On the boot install screen, there’s a long button at the bottom “Boot Loader Installation Details”.

Click on that. There will be a list of drives, and up/down buttons. Arrange the list so that the first is the one where grub is to be installed. Then click “OK”. The summary screen should now show the MBR of the desired disk for installation.

I’m not sure whether it still works. It worked in the past by using legacy (hd0) as install device and changing mapping in; but today yast does not use legacy drive names anymore and simply refers to OS device name (/dev/…).

It worked for me, installing 13.1 to an external drive and booting from the MBR of that external drive.

The ordered list of drives did use “/dev/sda” etc. And that was a bit awkward, because I had to make sure which device name the installer was associating with which physical device. So it is more confusing than I indicated in my earlier comment.

He says he did this but it didn’t work. YaST puts the MBR on the wrong drive. Is there a bug here?

It’s hard to know, but I would guess user error.

The difficulty is that the names of drives ("/dev/sda", “/dev/sdb”, etc) are not fixed – they can change. If the install was done while booted to a USB, that could change the device names. During the install, you have to use the device names as they are used in that particular boot to the installer. And it isn’t always obvious what that order is.

I would probably use CTRL-ALT-F2 to get to a command line. Then I would use “df” to see what is mounted. That usually gives me a clue on what the device names are for this boot. And then, CTRL-ALT-F7 gets back to the installation screen to complete entering the settings.

This worked fine for me with opensuse 13.1, installing on an external drive and booting from the MBR of that external drive.

More information is required.

  1. Does he still want to boot Windows?
  2. If so, does he want to boot Windows from the Windows drive, or from Grub?
  3. Does Windows still boot? I think you indicated not, but I am uncertain;
  4. Depending on the above questions, how does he want to boot Linux?

From the Primary drive?
From the Windows drive?
From the Linux drive as a second or third drive by choosing it in the boot device screen at startup?

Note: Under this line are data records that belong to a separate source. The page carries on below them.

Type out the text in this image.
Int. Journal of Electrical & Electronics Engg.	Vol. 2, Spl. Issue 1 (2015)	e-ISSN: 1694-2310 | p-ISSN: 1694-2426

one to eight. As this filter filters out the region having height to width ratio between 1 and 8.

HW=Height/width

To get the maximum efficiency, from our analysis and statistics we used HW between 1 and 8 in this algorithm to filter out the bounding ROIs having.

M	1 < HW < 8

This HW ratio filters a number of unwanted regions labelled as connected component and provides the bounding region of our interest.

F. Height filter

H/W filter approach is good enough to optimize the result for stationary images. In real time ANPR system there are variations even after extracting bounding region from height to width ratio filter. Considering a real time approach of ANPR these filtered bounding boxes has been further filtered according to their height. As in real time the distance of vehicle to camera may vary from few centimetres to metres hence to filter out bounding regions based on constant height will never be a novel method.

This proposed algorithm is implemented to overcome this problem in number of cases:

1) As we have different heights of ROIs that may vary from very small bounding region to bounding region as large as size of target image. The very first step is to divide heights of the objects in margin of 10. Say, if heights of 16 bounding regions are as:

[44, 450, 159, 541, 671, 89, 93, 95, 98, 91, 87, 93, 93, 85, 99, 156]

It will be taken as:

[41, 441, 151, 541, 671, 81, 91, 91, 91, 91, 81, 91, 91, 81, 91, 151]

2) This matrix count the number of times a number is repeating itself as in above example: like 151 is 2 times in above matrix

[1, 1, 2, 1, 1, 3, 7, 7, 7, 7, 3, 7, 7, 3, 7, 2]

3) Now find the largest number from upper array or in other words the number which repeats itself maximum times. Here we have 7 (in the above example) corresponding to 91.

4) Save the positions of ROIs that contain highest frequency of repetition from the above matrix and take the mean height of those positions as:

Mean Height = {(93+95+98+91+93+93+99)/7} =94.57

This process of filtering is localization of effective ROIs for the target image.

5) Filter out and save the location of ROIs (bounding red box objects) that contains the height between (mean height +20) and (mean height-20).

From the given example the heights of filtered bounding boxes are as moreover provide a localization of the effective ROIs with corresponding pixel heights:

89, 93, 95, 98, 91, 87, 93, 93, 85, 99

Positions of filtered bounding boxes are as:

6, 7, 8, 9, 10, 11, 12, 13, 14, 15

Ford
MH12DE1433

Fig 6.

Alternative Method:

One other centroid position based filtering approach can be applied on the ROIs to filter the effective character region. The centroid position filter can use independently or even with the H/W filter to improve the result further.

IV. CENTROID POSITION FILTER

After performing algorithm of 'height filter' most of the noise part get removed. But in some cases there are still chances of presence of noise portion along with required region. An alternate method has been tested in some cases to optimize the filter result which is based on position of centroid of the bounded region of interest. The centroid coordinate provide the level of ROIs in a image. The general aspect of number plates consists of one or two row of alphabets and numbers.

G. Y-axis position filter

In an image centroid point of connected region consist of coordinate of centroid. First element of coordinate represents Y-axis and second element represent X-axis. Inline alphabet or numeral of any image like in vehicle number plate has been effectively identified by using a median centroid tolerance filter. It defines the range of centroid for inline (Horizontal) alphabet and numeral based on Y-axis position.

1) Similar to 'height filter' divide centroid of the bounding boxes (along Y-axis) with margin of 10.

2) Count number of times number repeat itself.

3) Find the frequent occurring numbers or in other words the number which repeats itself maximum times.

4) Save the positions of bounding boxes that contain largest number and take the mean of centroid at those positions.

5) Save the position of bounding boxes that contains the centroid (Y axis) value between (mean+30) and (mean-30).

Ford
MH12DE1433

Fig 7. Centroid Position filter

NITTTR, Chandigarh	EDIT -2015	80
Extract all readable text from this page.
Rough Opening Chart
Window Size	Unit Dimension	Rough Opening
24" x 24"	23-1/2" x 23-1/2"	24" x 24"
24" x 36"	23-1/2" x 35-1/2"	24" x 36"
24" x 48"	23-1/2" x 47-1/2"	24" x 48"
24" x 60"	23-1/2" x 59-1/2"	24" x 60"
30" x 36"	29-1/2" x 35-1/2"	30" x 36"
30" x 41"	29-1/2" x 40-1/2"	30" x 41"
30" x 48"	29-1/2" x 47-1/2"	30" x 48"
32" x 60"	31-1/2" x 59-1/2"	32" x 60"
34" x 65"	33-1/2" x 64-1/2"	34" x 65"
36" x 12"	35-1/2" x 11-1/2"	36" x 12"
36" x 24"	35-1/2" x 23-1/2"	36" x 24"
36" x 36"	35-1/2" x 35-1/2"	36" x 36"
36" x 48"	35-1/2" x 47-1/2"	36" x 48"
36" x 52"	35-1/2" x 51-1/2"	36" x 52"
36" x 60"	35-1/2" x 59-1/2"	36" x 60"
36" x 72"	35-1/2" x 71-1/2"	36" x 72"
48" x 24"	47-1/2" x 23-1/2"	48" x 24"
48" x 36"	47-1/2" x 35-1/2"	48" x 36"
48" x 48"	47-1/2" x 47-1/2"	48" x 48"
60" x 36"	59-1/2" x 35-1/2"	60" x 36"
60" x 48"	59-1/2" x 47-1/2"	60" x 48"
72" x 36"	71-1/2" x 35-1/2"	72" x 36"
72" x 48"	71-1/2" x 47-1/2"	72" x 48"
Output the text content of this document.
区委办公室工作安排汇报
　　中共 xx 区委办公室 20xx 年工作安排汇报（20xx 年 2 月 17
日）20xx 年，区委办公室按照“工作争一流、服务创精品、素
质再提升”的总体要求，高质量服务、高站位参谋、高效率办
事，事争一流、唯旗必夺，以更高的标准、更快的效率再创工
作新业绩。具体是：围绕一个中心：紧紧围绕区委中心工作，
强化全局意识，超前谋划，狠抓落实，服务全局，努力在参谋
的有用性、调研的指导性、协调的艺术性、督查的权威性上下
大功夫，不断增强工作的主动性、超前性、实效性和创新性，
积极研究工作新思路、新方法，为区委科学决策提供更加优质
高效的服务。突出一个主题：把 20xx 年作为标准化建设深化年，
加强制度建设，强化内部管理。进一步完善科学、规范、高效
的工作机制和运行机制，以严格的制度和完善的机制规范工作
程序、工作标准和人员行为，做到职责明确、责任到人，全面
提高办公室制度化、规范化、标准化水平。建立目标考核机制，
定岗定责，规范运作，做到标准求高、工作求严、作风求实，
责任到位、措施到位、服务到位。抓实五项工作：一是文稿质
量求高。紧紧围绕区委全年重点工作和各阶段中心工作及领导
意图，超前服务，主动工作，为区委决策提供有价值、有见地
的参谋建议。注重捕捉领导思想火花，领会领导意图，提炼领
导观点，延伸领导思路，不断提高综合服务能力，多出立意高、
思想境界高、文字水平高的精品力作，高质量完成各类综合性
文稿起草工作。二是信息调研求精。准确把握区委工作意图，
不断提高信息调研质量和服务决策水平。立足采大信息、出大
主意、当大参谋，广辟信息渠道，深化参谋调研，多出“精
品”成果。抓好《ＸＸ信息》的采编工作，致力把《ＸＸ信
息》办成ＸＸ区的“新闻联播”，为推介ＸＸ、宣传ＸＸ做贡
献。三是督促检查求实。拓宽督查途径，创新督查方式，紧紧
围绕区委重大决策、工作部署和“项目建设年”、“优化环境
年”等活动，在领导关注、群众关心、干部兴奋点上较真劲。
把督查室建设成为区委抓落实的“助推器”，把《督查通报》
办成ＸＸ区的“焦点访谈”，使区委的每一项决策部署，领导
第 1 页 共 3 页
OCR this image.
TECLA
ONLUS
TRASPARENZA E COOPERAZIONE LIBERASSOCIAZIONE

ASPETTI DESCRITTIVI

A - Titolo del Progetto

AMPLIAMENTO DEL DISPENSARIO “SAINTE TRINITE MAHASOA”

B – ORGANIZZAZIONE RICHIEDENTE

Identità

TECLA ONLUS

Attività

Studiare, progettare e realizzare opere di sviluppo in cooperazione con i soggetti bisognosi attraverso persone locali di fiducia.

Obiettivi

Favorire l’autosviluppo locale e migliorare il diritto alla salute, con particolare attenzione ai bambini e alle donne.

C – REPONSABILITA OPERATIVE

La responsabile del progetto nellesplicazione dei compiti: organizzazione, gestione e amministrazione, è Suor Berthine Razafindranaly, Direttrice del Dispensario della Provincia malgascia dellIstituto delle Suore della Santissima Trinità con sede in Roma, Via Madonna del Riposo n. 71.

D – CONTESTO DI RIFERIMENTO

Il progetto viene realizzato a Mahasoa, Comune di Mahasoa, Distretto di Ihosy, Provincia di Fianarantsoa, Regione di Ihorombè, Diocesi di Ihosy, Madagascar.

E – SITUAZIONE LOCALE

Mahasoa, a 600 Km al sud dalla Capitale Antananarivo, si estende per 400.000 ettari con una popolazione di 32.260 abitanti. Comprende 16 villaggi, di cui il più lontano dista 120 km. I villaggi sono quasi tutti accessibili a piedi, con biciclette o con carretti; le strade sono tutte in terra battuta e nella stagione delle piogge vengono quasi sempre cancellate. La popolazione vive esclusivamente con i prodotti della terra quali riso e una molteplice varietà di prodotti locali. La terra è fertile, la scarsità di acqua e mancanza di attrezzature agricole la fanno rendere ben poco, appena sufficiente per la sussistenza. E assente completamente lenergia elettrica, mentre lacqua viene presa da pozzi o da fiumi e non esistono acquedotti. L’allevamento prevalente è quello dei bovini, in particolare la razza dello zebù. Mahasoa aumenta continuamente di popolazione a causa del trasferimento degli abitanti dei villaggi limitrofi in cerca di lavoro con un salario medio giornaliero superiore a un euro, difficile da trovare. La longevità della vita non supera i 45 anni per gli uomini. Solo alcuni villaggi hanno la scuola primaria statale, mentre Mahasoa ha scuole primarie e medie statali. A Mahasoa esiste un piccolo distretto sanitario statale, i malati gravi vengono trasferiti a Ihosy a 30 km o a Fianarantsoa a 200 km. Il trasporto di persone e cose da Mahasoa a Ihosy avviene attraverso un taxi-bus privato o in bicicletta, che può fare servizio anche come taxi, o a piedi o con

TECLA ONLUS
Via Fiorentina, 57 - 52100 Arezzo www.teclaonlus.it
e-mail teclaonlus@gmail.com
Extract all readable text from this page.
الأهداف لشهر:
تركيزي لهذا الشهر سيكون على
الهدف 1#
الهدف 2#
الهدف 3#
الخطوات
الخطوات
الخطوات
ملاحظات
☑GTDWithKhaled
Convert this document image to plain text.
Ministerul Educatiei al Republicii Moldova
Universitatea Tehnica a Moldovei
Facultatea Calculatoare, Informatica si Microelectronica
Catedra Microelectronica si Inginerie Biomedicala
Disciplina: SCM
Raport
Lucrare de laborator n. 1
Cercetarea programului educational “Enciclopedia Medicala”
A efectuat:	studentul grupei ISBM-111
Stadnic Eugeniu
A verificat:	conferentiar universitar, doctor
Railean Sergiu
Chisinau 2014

All these things make important differences in the approach.

Then, does he want to fix what is now installed, or do you want instructions how to install openSUSE again, but with a clear guide how to get GRUB written to a specific place?

If he wants Windows to still boot, and if it does not boot at the moment, then you should fix that, first. When Windows is working again, then come back here with the answers to the above questions.

And it is imperative that you post, as goglathorp asked:

He also tried having Grub2 write to the root partition, and that left the system unbootable.

If he tried booting by using his BIOS options and selecting to boot from the drive Linux is installed on, then this failure was most likely because the root partition was not set as the BOOT (or ACTIVE) partition. (Which gogalthorp also alluded to.)

On 2014-03-23 06:16, nrickert wrote:

> This worked fine for me with opensuse 13.1, installing on an external
> drive and booting from the MBR of that external drive.

I have not tried this, but on the photo caf4926 posted, you can see that
it offers a list of destinations for the boot loader. Maybe selecting
only the last one, “custom boot partition”, and there choose one,
would work :-?

Cheers / Saludos,

Carlos E. R.
(from 13.1 x86_64 “Bottle” at Telcontar)

This is the Boot device list in the BIOS and I would rather think you made some mistake regarding this; but if so, just unplug the device (HD containing Win) install Linux and re-connect the other drive afterwards. Have the Linux drive as first boot device, then force a reinstall of GRUB to have the Windows entry automatically added to the GRUB boot menu.